La situation est d’autant plus grave que depuis des années, les constats alarmistes se multiplient. Dans le même temps des actions dites correctives sont menées, mais rien n’y fait. Les études les plus récents aboutissent à un constat lourd de sens, « les larves d’insectes aquatiques sont deux à trois fois moins nombreuses dans nos rivières que dans les années 70 ! »

Ces constats, hors des salles de réunions de l’Etat et des collectivités, sont clamés de longue date par ceux qui connaissant réellement nos rivières et, parmi eux, par les pêcheurs. Philippe Koeberlé est l’un d’entre eux. Sa vision de la situation est intéressante pour trois raisons. Notre homme est un scientifique – anesthésiste au CHU de Besançon – qui pèse ses mots et adosse ses prises de positions à des réflexions rationnelles. En second lieu, c’est un pêcheur à la mouche doté d’une connaissance approfondie de nos rivières et de leur biotope. C'est enfin un romancier qui a confronté le personnage central d’Autopsie d’une truite à une pollution dont les tenants et aboutissants étaient bien connus des habitants de la zone frontalière dans les années 1970-80…

« Tout ce que j’ai fait avant m’a amené à parler de la pollution », dit Philippe Koeberlé d'une voix douce et assurée. Cet homme au regard déterminé a commencé « tout petit » à pêcher. Enfant, c’est en Haute-Saône qu’il fait ses armes, au bord de l’Ognon où ses parents ont une maison de campagne.

« Les mouches diffèrent d'une rivière à l'autre ! »

Un jour, il découvre la pêche à la mouche. Les débuts sont difficiles. Il faut non seulement apprendre le geste mais aussi apprendre la rivière. L’initiation est longue et exigeante. Pas un poisson pris la première année ! Normal, les mouches, les vraies, diffèrent d’une rivière à l’autre : « Ce sont les mêmes espèces mais leur taille, leur développement diffèrent selon l’heure et le lieu. Concrètement, si vous savez où le poisson a des chances de se trouver, il faut encore lui présenter la mouche qu’il attend au moment où vous pêchez... L’idéal est d’avoir quelqu’un qui vous explique et, si aujourd’hui, cela n’est pas très difficile, à l’époque, il n’en allait pas de même. La pêche à la mouche n’était pas répandue comme maintenant... Il est impératif de connaître sa rivière en tant que système à part entière. Les truites se placent, selon leur taille, à l’endroit où elles pourront se nourrir en dépensant le moins d’énergie possible ».

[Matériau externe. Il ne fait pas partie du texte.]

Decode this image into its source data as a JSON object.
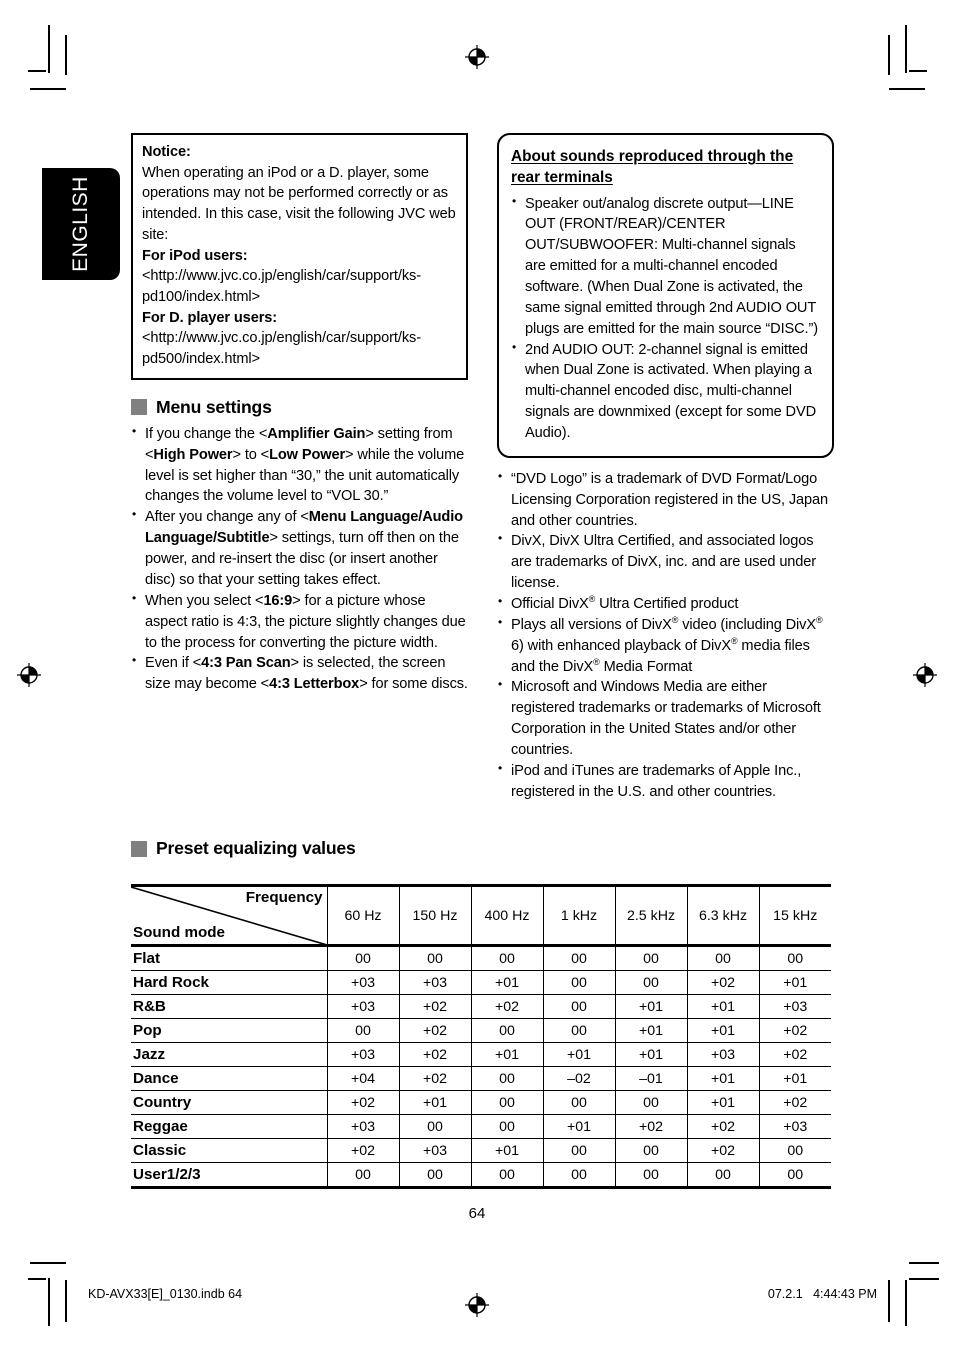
{
  "language_tab": {
    "label": "ENGLISH"
  },
  "notice_box": {
    "title": "Notice:",
    "body": "When operating an iPod or a D. player, some operations may not be performed correctly or as intended. In this case, visit the following JVC web site:",
    "ipod_label": "For iPod users:",
    "ipod_url": "<http://www.jvc.co.jp/english/car/support/ks-pd100/index.html>",
    "dplayer_label": "For D. player users:",
    "dplayer_url": "<http://www.jvc.co.jp/english/car/support/ks-pd500/index.html>"
  },
  "menu_settings": {
    "heading": "Menu settings",
    "bullets": [
      {
        "parts": [
          {
            "text": "If you change the <",
            "bold": false
          },
          {
            "text": "Amplifier Gain",
            "bold": true
          },
          {
            "text": "> setting from <",
            "bold": false
          },
          {
            "text": "High Power",
            "bold": true
          },
          {
            "text": "> to <",
            "bold": false
          },
          {
            "text": "Low Power",
            "bold": true
          },
          {
            "text": "> while the volume level is set higher than “30,” the unit automatically changes the volume level to “VOL 30.”",
            "bold": false
          }
        ]
      },
      {
        "parts": [
          {
            "text": "After you change any of <",
            "bold": false
          },
          {
            "text": "Menu Language",
            "bold": true
          },
          {
            "text": "/",
            "bold": true
          },
          {
            "text": "Audio Language",
            "bold": true
          },
          {
            "text": "/",
            "bold": true
          },
          {
            "text": "Subtitle",
            "bold": true
          },
          {
            "text": "> settings, turn off then on the power, and re-insert the disc (or insert another disc) so that your setting takes effect.",
            "bold": false
          }
        ]
      },
      {
        "parts": [
          {
            "text": "When you select <",
            "bold": false
          },
          {
            "text": "16:9",
            "bold": true
          },
          {
            "text": "> for a picture whose aspect ratio is 4:3, the picture slightly changes due to the process for converting the picture width.",
            "bold": false
          }
        ]
      },
      {
        "parts": [
          {
            "text": "Even if <",
            "bold": false
          },
          {
            "text": "4:3 Pan Scan",
            "bold": true
          },
          {
            "text": "> is selected, the screen size may become <",
            "bold": false
          },
          {
            "text": "4:3 Letterbox",
            "bold": true
          },
          {
            "text": "> for some discs.",
            "bold": false
          }
        ]
      }
    ]
  },
  "rear_terminals_box": {
    "heading": "About sounds reproduced through the rear terminals",
    "bullets": [
      "Speaker out/analog discrete output—LINE OUT (FRONT/REAR)/CENTER OUT/SUBWOOFER: Multi-channel signals are emitted for a multi-channel encoded software. (When Dual Zone is activated, the same signal emitted through 2nd AUDIO OUT plugs are emitted for the main source “DISC.”)",
      "2nd AUDIO OUT: 2-channel signal is emitted when Dual Zone is activated. When playing a multi-channel encoded disc, multi-channel signals are downmixed (except for some DVD Audio)."
    ]
  },
  "trademarks": {
    "bullets": [
      {
        "parts": [
          {
            "text": "“DVD Logo” is a trademark of DVD Format/Logo Licensing Corporation registered in the US, Japan and other countries."
          }
        ]
      },
      {
        "parts": [
          {
            "text": "DivX, DivX Ultra Certified, and associated logos are trademarks of DivX, inc. and are used under license."
          }
        ]
      },
      {
        "parts": [
          {
            "text": "Official DivX"
          },
          {
            "text": "®",
            "sup": true
          },
          {
            "text": " Ultra Certified product"
          }
        ]
      },
      {
        "parts": [
          {
            "text": "Plays all versions of DivX"
          },
          {
            "text": "®",
            "sup": true
          },
          {
            "text": " video (including DivX"
          },
          {
            "text": "®",
            "sup": true
          },
          {
            "text": " 6) with enhanced playback of DivX"
          },
          {
            "text": "®",
            "sup": true
          },
          {
            "text": " media files and the DivX"
          },
          {
            "text": "®",
            "sup": true
          },
          {
            "text": " Media Format"
          }
        ]
      },
      {
        "parts": [
          {
            "text": "Microsoft and Windows Media are either registered trademarks or trademarks of Microsoft Corporation in the United States and/or other countries."
          }
        ]
      },
      {
        "parts": [
          {
            "text": "iPod and iTunes are trademarks of Apple Inc., registered in the U.S. and other countries."
          }
        ]
      }
    ]
  },
  "preset_eq": {
    "heading": "Preset equalizing values",
    "corner_top_label": "Frequency",
    "corner_bottom_label": "Sound mode",
    "columns": [
      "60 Hz",
      "150 Hz",
      "400 Hz",
      "1 kHz",
      "2.5 kHz",
      "6.3 kHz",
      "15 kHz"
    ],
    "rows": [
      {
        "mode": "Flat",
        "values": [
          "00",
          "00",
          "00",
          "00",
          "00",
          "00",
          "00"
        ]
      },
      {
        "mode": "Hard Rock",
        "values": [
          "+03",
          "+03",
          "+01",
          "00",
          "00",
          "+02",
          "+01"
        ]
      },
      {
        "mode": "R&B",
        "values": [
          "+03",
          "+02",
          "+02",
          "00",
          "+01",
          "+01",
          "+03"
        ]
      },
      {
        "mode": "Pop",
        "values": [
          "00",
          "+02",
          "00",
          "00",
          "+01",
          "+01",
          "+02"
        ]
      },
      {
        "mode": "Jazz",
        "values": [
          "+03",
          "+02",
          "+01",
          "+01",
          "+01",
          "+03",
          "+02"
        ]
      },
      {
        "mode": "Dance",
        "values": [
          "+04",
          "+02",
          "00",
          "–02",
          "–01",
          "+01",
          "+01"
        ]
      },
      {
        "mode": "Country",
        "values": [
          "+02",
          "+01",
          "00",
          "00",
          "00",
          "+01",
          "+02"
        ]
      },
      {
        "mode": "Reggae",
        "values": [
          "+03",
          "00",
          "00",
          "+01",
          "+02",
          "+02",
          "+03"
        ]
      },
      {
        "mode": "Classic",
        "values": [
          "+02",
          "+03",
          "+01",
          "00",
          "00",
          "+02",
          "00"
        ]
      },
      {
        "mode": "User1/2/3",
        "values": [
          "00",
          "00",
          "00",
          "00",
          "00",
          "00",
          "00"
        ]
      }
    ]
  },
  "page_number": "64",
  "footer": {
    "left": "KD-AVX33[E]_0130.indb   64",
    "right": "07.2.1   4:44:43 PM"
  },
  "colors": {
    "section_square": "#808080",
    "tab_background": "#000000",
    "rule": "#000000"
  }
}
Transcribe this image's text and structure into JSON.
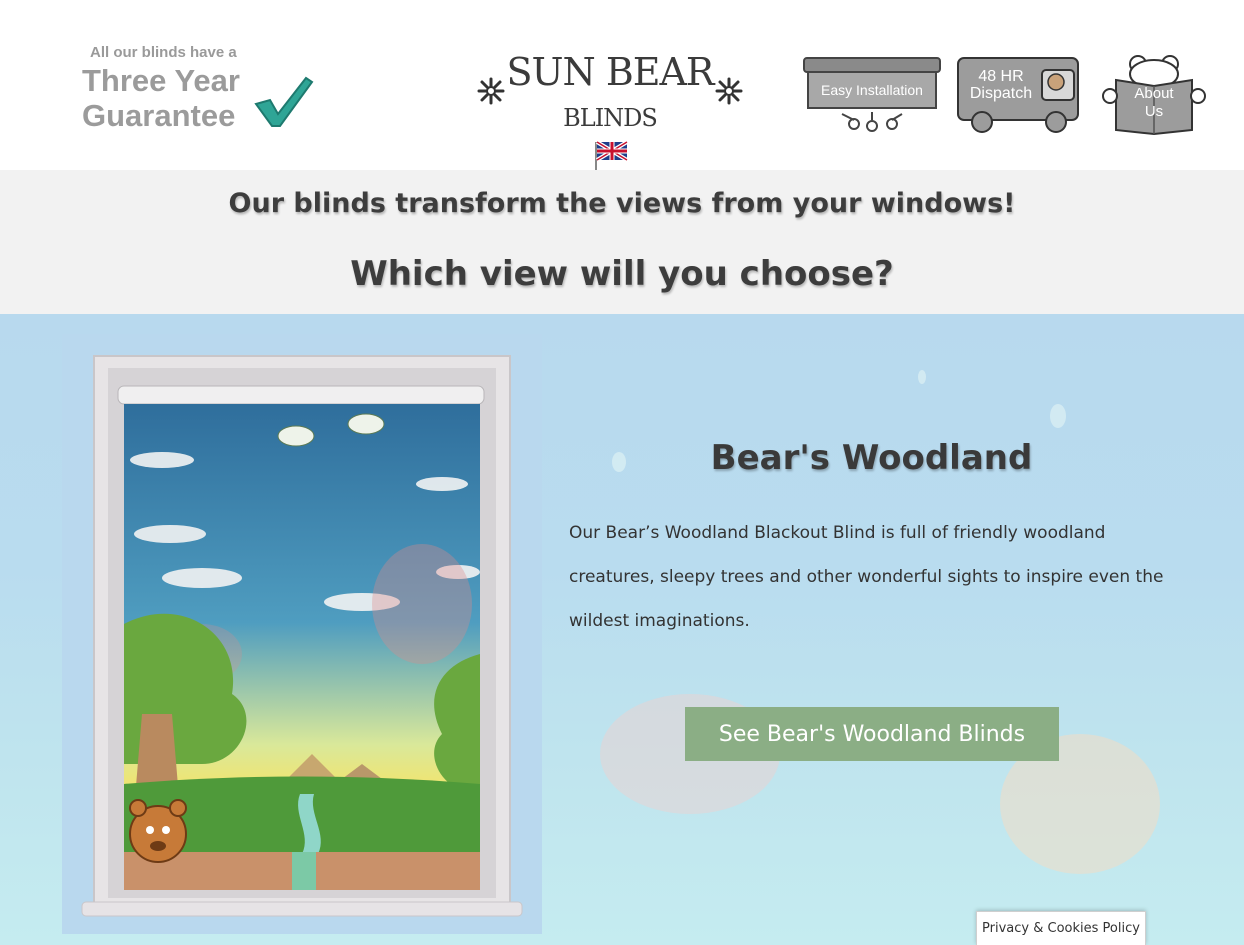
{
  "header": {
    "guarantee": {
      "small_text": "All our blinds have a",
      "line1": "Three Year",
      "line2": "Guarantee",
      "icon": "checkmark-icon"
    },
    "logo": {
      "brand": "SUN BEAR",
      "sub": "BLINDS",
      "icon": "star-icon"
    },
    "flag_icon": "uk-flag-icon",
    "badges": {
      "install": "Easy Installation",
      "dispatch_line1": "48 HR",
      "dispatch_line2": "Dispatch",
      "about_line1": "About",
      "about_line2": "Us"
    }
  },
  "band": {
    "line1": "Our blinds transform the views from your windows!",
    "line2": "Which view will you choose?"
  },
  "product": {
    "title": "Bear's Woodland",
    "description": "Our Bear’s Woodland Blackout Blind is full of friendly woodland creatures, sleepy trees and other wonderful sights to inspire even the wildest imaginations.",
    "cta_label": "See Bear's Woodland Blinds"
  },
  "footer": {
    "privacy_label": "Privacy & Cookies Policy"
  },
  "colors": {
    "cta_bg": "#8bae85",
    "band_bg": "#f2f2f2",
    "hero_bg": "#b9dcef"
  }
}
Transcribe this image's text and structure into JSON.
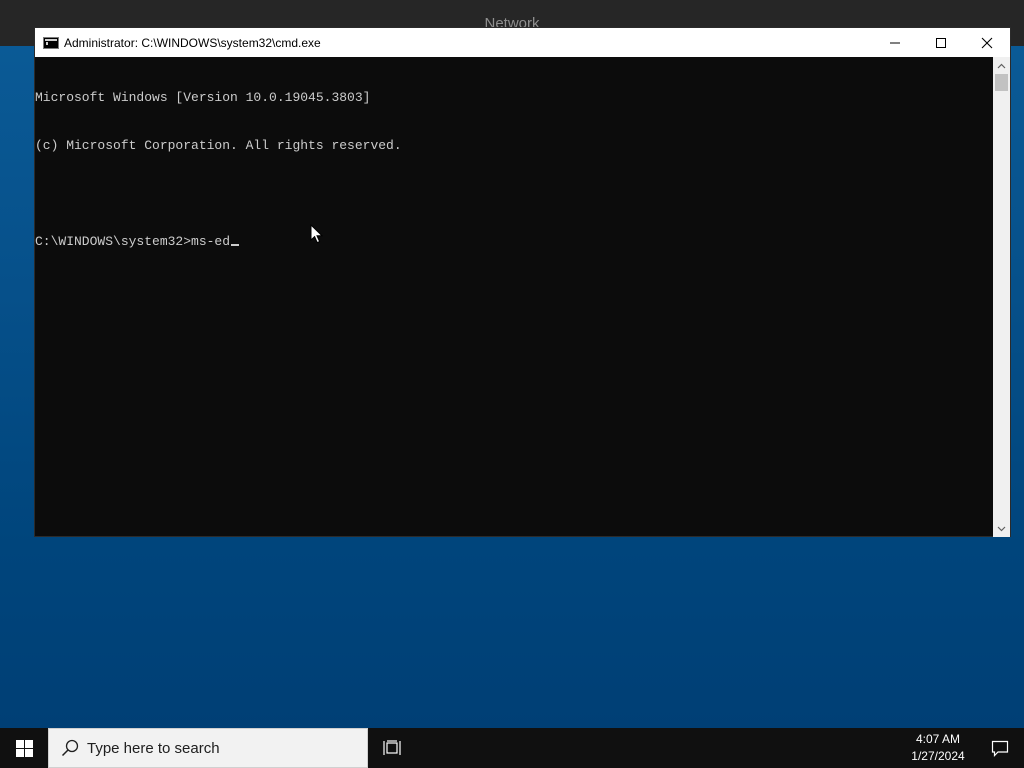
{
  "background_window": {
    "title": "Network"
  },
  "cmd": {
    "title": "Administrator: C:\\WINDOWS\\system32\\cmd.exe",
    "icon": "cmd-icon",
    "controls": {
      "minimize": "minimize-icon",
      "maximize": "maximize-icon",
      "close": "close-icon"
    },
    "lines": [
      "Microsoft Windows [Version 10.0.19045.3803]",
      "(c) Microsoft Corporation. All rights reserved.",
      "",
      "C:\\WINDOWS\\system32>ms-ed"
    ]
  },
  "taskbar": {
    "search_placeholder": "Type here to search",
    "time": "4:07 AM",
    "date": "1/27/2024"
  },
  "colors": {
    "console_bg": "#0c0c0c",
    "console_text": "#cccccc",
    "taskbar_bg": "#101010",
    "desktop_blue": "#00457c"
  }
}
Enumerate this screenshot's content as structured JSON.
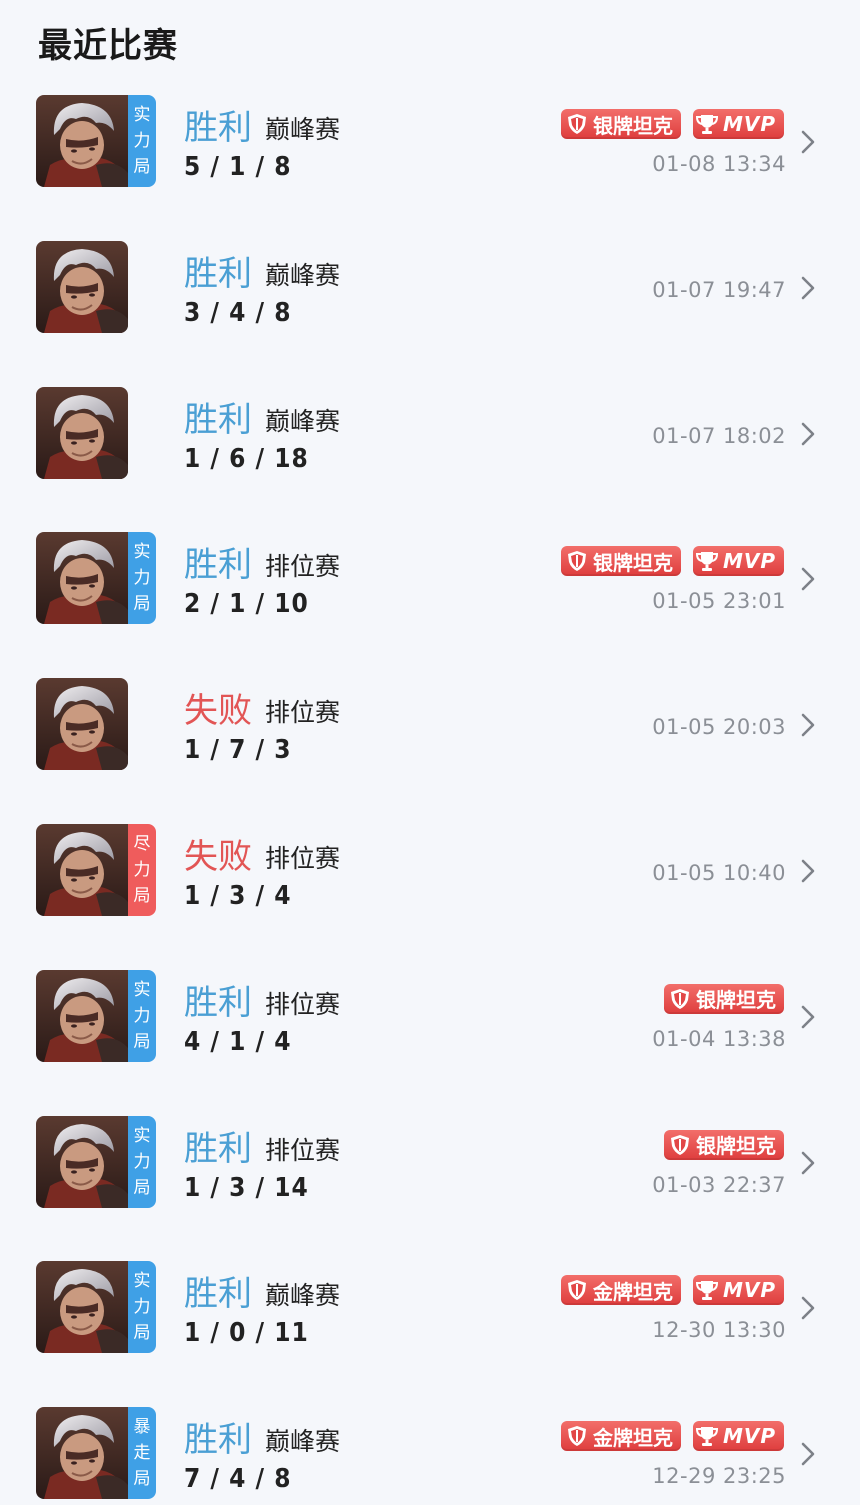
{
  "page": {
    "title": "最近比赛"
  },
  "colors": {
    "win": "#4a9fd4",
    "loss": "#e25555",
    "tag_blue": "#3fa0e6",
    "tag_red": "#ef5c5c",
    "badge_red": "#e24646"
  },
  "icons": {
    "tank_badge": "shield-icon",
    "mvp_badge": "trophy-icon",
    "chevron": "chevron-right-icon"
  },
  "matches": [
    {
      "result": "胜利",
      "outcome": "win",
      "mode": "巅峰赛",
      "kda": "5 / 1 / 8",
      "time": "01-08  13:34",
      "tag": [
        "实",
        "力",
        "局"
      ],
      "tag_color": "blue",
      "badges": [
        "银牌坦克",
        "MVP"
      ]
    },
    {
      "result": "胜利",
      "outcome": "win",
      "mode": "巅峰赛",
      "kda": "3 / 4 / 8",
      "time": "01-07  19:47",
      "tag": null,
      "badges": []
    },
    {
      "result": "胜利",
      "outcome": "win",
      "mode": "巅峰赛",
      "kda": "1 / 6 / 18",
      "time": "01-07  18:02",
      "tag": null,
      "badges": []
    },
    {
      "result": "胜利",
      "outcome": "win",
      "mode": "排位赛",
      "kda": "2 / 1 / 10",
      "time": "01-05  23:01",
      "tag": [
        "实",
        "力",
        "局"
      ],
      "tag_color": "blue",
      "badges": [
        "银牌坦克",
        "MVP"
      ]
    },
    {
      "result": "失败",
      "outcome": "loss",
      "mode": "排位赛",
      "kda": "1 / 7 / 3",
      "time": "01-05  20:03",
      "tag": null,
      "badges": []
    },
    {
      "result": "失败",
      "outcome": "loss",
      "mode": "排位赛",
      "kda": "1 / 3 / 4",
      "time": "01-05  10:40",
      "tag": [
        "尽",
        "力",
        "局"
      ],
      "tag_color": "red",
      "badges": []
    },
    {
      "result": "胜利",
      "outcome": "win",
      "mode": "排位赛",
      "kda": "4 / 1 / 4",
      "time": "01-04  13:38",
      "tag": [
        "实",
        "力",
        "局"
      ],
      "tag_color": "blue",
      "badges": [
        "银牌坦克"
      ]
    },
    {
      "result": "胜利",
      "outcome": "win",
      "mode": "排位赛",
      "kda": "1 / 3 / 14",
      "time": "01-03  22:37",
      "tag": [
        "实",
        "力",
        "局"
      ],
      "tag_color": "blue",
      "badges": [
        "银牌坦克"
      ]
    },
    {
      "result": "胜利",
      "outcome": "win",
      "mode": "巅峰赛",
      "kda": "1 / 0 / 11",
      "time": "12-30  13:30",
      "tag": [
        "实",
        "力",
        "局"
      ],
      "tag_color": "blue",
      "badges": [
        "金牌坦克",
        "MVP"
      ]
    },
    {
      "result": "胜利",
      "outcome": "win",
      "mode": "巅峰赛",
      "kda": "7 / 4 / 8",
      "time": "12-29  23:25",
      "tag": [
        "暴",
        "走",
        "局"
      ],
      "tag_color": "blue",
      "badges": [
        "金牌坦克",
        "MVP"
      ]
    }
  ]
}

Philippe Koeberlé s’est rapidement rendu compte de la pollution. Logique ! « Les insectes qui servent de nourriture sont totalement liés à la rivière puisqu’ils passent parfois plusieurs années à l’état larvaire dans l’eau...On a vu se raréfier les mouches puis décliner nettement au début des années 80 ». Il avait commencé à pêcher dans années 1970, à 12-13 ans : « déjà à cette époque, on était loin de la densité de poissons des années 60. Mais le véritable déclin, nous l’avons connu à partir des années 90 ».

De l'Ognon au Doubs et à la Loue : « cela va se terminer de la même manière »

Sa connaissance des problèmes de pollution de l’Ognon fait de lui un homme averti. Quand il passe au Doubs, puis à la Loue, il se rend compte que « cela va se terminer de la même manière ». Il ne sera pas contredit : certains observateurs avancent une baisse de 80% de la densité de poissons dans la Loue par rapport aux années 70 ! « En aval d’Ornans cette rivière est presqu’un désert... ». Il connaît des pêcheurs qui utilisaient un parcours privé sur lequel « la règle était de ne pas garder une truite mesurant moins de 50 centimètres. A partir de 2009-2010, plus une seule truite n’atteint cette taille. Et ce n’est pas un phénomène passager : depuis, cela ne remonte pas »...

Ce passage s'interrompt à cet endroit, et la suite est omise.